Automunge is an open source python library that automatically performs data normalizations, numerical encodings, and infill to missing points — transforming raw data into a form suitable for the direct application of machine learning.

The two functions of the library are automunge(.) for the initial preparation of training data and postmunge(.) for subsequent, consistent processing of additional data. The application of the automunge(.) populates and returns a simple python dictionary containing the steps and parameters of transformations, so data pipelines can be applied for streams of data, with no external database required.


The tool is intended for the application of tabular data received in a “tidy” form, which means a table of columns and rows, with one feature per column, and one row per observation.

Shown here is a simple example of the features and labels for a classification between cats and dogs — based on age, color, and weight.

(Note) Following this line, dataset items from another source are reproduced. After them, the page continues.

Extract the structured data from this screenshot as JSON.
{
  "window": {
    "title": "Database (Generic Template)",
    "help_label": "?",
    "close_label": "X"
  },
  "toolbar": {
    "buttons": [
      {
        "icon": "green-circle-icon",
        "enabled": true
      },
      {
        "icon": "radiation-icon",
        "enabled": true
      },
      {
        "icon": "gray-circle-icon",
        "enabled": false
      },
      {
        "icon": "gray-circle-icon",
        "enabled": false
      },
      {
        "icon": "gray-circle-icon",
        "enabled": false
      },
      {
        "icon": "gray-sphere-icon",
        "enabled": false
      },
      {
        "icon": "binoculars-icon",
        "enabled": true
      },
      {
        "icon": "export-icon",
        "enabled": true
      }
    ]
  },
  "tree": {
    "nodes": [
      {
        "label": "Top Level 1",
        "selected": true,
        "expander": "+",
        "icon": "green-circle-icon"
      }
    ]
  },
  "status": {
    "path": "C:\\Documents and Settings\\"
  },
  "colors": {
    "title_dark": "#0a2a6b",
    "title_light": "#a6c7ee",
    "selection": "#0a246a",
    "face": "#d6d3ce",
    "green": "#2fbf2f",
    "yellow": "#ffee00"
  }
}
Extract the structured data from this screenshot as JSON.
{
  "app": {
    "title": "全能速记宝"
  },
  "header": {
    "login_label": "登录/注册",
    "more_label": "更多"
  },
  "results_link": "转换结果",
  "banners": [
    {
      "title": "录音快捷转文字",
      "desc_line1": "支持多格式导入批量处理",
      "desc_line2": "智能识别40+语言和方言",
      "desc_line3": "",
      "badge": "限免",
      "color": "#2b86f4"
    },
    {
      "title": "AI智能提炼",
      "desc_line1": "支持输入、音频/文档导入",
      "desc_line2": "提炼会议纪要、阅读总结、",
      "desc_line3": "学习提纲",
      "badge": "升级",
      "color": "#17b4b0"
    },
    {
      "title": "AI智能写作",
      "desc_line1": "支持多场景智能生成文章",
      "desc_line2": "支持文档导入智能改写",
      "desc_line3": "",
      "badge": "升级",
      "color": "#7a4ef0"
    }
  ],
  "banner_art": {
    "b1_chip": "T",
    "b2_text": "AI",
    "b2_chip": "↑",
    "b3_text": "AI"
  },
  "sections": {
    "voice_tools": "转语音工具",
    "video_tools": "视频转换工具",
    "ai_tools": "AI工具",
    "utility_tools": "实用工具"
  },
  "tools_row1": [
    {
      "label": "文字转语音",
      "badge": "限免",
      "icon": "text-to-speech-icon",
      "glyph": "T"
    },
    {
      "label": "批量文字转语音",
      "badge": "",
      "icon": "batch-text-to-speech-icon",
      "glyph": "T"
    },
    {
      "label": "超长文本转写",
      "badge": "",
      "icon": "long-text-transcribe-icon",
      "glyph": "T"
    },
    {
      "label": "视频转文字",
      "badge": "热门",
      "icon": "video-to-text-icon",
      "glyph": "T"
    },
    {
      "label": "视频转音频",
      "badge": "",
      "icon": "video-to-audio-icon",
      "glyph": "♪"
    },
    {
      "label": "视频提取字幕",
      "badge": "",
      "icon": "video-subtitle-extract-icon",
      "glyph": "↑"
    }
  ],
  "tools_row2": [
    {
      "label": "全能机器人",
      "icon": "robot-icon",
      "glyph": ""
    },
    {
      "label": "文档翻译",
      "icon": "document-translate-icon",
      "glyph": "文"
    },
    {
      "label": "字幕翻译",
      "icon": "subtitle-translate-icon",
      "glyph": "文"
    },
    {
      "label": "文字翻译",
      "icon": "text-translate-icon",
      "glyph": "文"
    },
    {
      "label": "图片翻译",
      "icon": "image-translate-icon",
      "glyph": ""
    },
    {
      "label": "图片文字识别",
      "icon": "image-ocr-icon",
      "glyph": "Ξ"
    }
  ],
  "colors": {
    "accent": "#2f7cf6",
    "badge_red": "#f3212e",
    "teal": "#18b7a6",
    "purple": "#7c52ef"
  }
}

Through the application of Automunge, data is consistently prepared between sets intended to train, validate, and generate predictions from a machine learning model.

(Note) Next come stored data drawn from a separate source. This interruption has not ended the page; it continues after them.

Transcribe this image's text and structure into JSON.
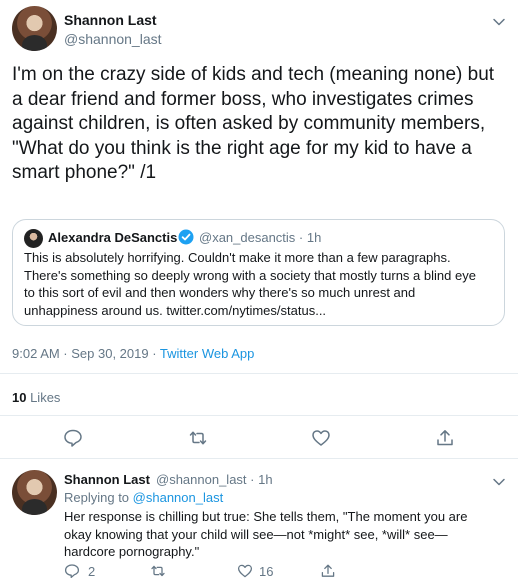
{
  "main_tweet": {
    "author_name": "Shannon Last",
    "author_handle": "@shannon_last",
    "text": "I'm on the crazy side of kids and tech (meaning none) but\na dear friend and former boss, who investigates crimes\nagainst children, is often asked by community members,\n\"What do you think is the right age for my kid to have a\nsmart phone?\" /1",
    "quoted": {
      "author_name": "Alexandra DeSanctis",
      "verified": true,
      "handle_time": "@xan_desanctis · 1h",
      "text": "This is absolutely horrifying. Couldn't make it more than a few paragraphs.\nThere's something so deeply wrong with a society that mostly turns a blind eye\nto this sort of evil and then wonders why there's so much unrest and\nunhappiness around us. twitter.com/nytimes/status..."
    },
    "timestamp": "9:02 AM · Sep 30, 2019 · ",
    "source": "Twitter Web App",
    "likes_count": "10",
    "likes_label": " Likes"
  },
  "reply_tweet": {
    "author_name": "Shannon Last",
    "handle_time": "@shannon_last · 1h",
    "replying_prefix": "Replying to ",
    "replying_to": "@shannon_last",
    "text": "Her response is chilling but true: She tells them, \"The moment you are\nokay knowing that your child will see—not *might* see, *will* see—\nhardcore pornography.\"",
    "reply_count": "2",
    "like_count": "16"
  },
  "colors": {
    "accent": "#1b95e0",
    "secondary_text": "#657786",
    "border": "#e6ecf0"
  },
  "icons": [
    "chevron-down-icon",
    "verified-badge-icon",
    "reply-icon",
    "retweet-icon",
    "like-icon",
    "share-icon"
  ]
}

The automunge(.) function takes place at the step immediately preceding the application of machine learning. By feeding raw data through the function, data is numerically encoded, normalized, and the infill of missing data points is received, making it suitable for direct application of machine learning.

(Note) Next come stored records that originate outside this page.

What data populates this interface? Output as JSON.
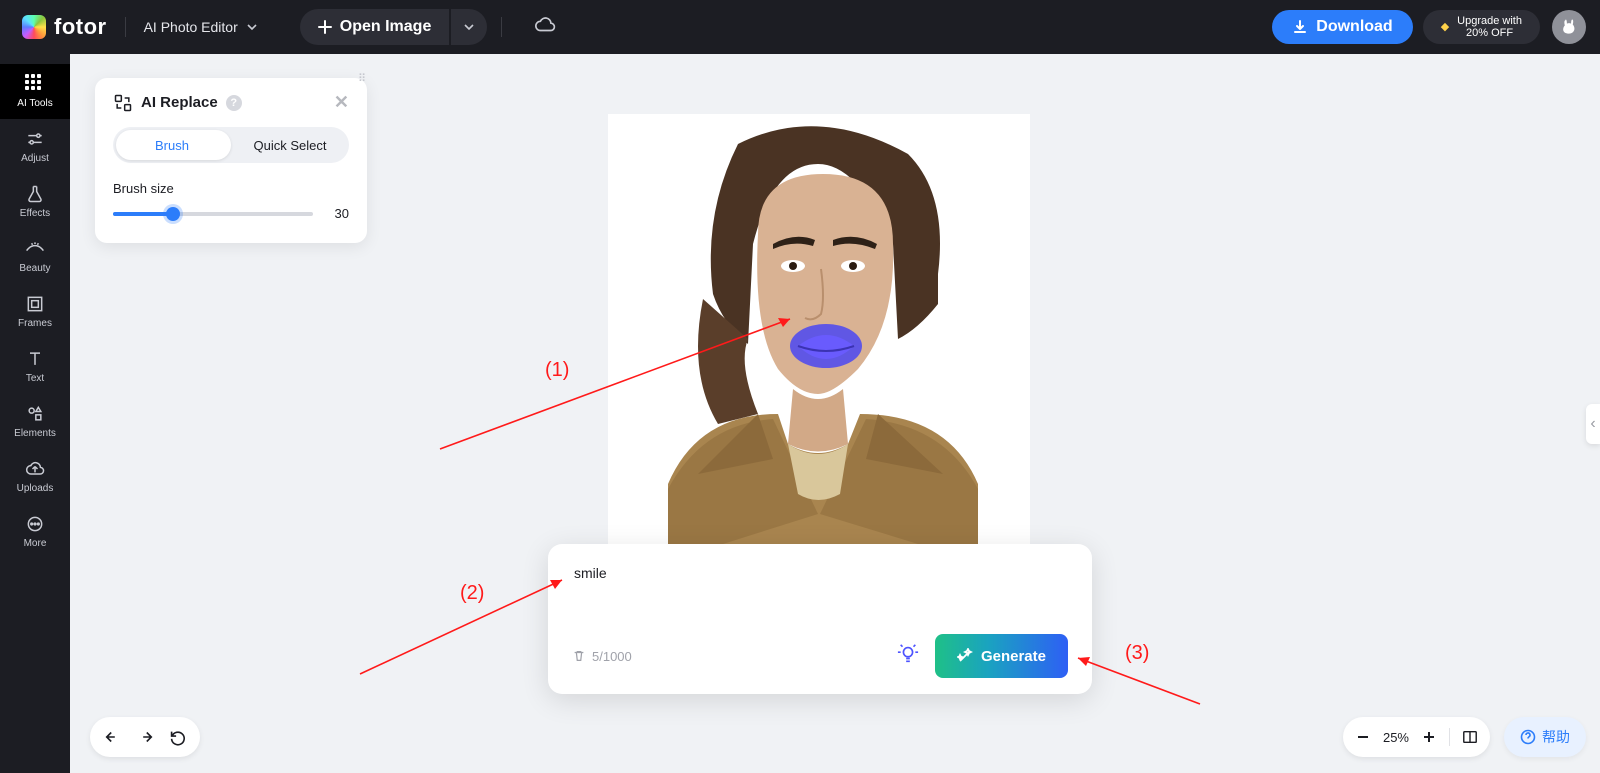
{
  "header": {
    "brand": "fotor",
    "mode": "AI Photo Editor",
    "open_label": "Open Image",
    "download_label": "Download",
    "upgrade_line1": "Upgrade with",
    "upgrade_line2": "20% OFF"
  },
  "sidebar": {
    "items": [
      {
        "id": "ai-tools",
        "label": "AI Tools"
      },
      {
        "id": "adjust",
        "label": "Adjust"
      },
      {
        "id": "effects",
        "label": "Effects"
      },
      {
        "id": "beauty",
        "label": "Beauty"
      },
      {
        "id": "frames",
        "label": "Frames"
      },
      {
        "id": "text",
        "label": "Text"
      },
      {
        "id": "elements",
        "label": "Elements"
      },
      {
        "id": "uploads",
        "label": "Uploads"
      },
      {
        "id": "more",
        "label": "More"
      }
    ],
    "active": "ai-tools"
  },
  "panel": {
    "title": "AI Replace",
    "seg_brush": "Brush",
    "seg_quick": "Quick Select",
    "brush_label": "Brush size",
    "brush_value": "30"
  },
  "prompt": {
    "value": "smile",
    "counter": "5/1000",
    "generate_label": "Generate"
  },
  "zoom": {
    "value": "25%"
  },
  "help": {
    "label": "帮助"
  },
  "annotations": {
    "a1": "(1)",
    "a2": "(2)",
    "a3": "(3)"
  }
}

Just like how the training operation returns a model we can save and later use to generate predictions, the preparation of training data in automunge(.) populates and returns a python dictionary capturing all the steps and parameters of transformations, allowing subsequent raw data to be passed to the postmunge(.) function for fully consistent processing, with just a single function call.


The preparation of data can either be based on automated inference of data set properties to determine the types of transformations applied, or a user can manually assign sets of transformation functions to distinct columns, thus serving as a platform for feature engineering.

A library of transformation functions is aggregated by methods tailored to several categories of data, such as numerical data, time-series data, categorical sets, date-time sets, and also some really neat methods for extracting structure from categorical sets based on string-parsing methods.


Here are a few examples of possible transformations: shown here are derivations originating from three source columns — one numerical set and two categorical sets. The four-character string is how we designate transformation categories. The red numerical set you see here may be normalized by the application of a z-score normalization, which centers and scales the data — or also by min/max scaling within the range 0–1.

For categorical sets, methods include options between one-hot encoding, where each entry has its own column for activations or, for categorical sets with a high number of values, an ordinal encoding may be more appropriate. We also have a mid-point for memory bandwidth available by a binary encoding, which represents some of the values with multiple simultaneous column activations. An extension of binary encoding is built explicitly for categorical sets with two entries, which returns a single column.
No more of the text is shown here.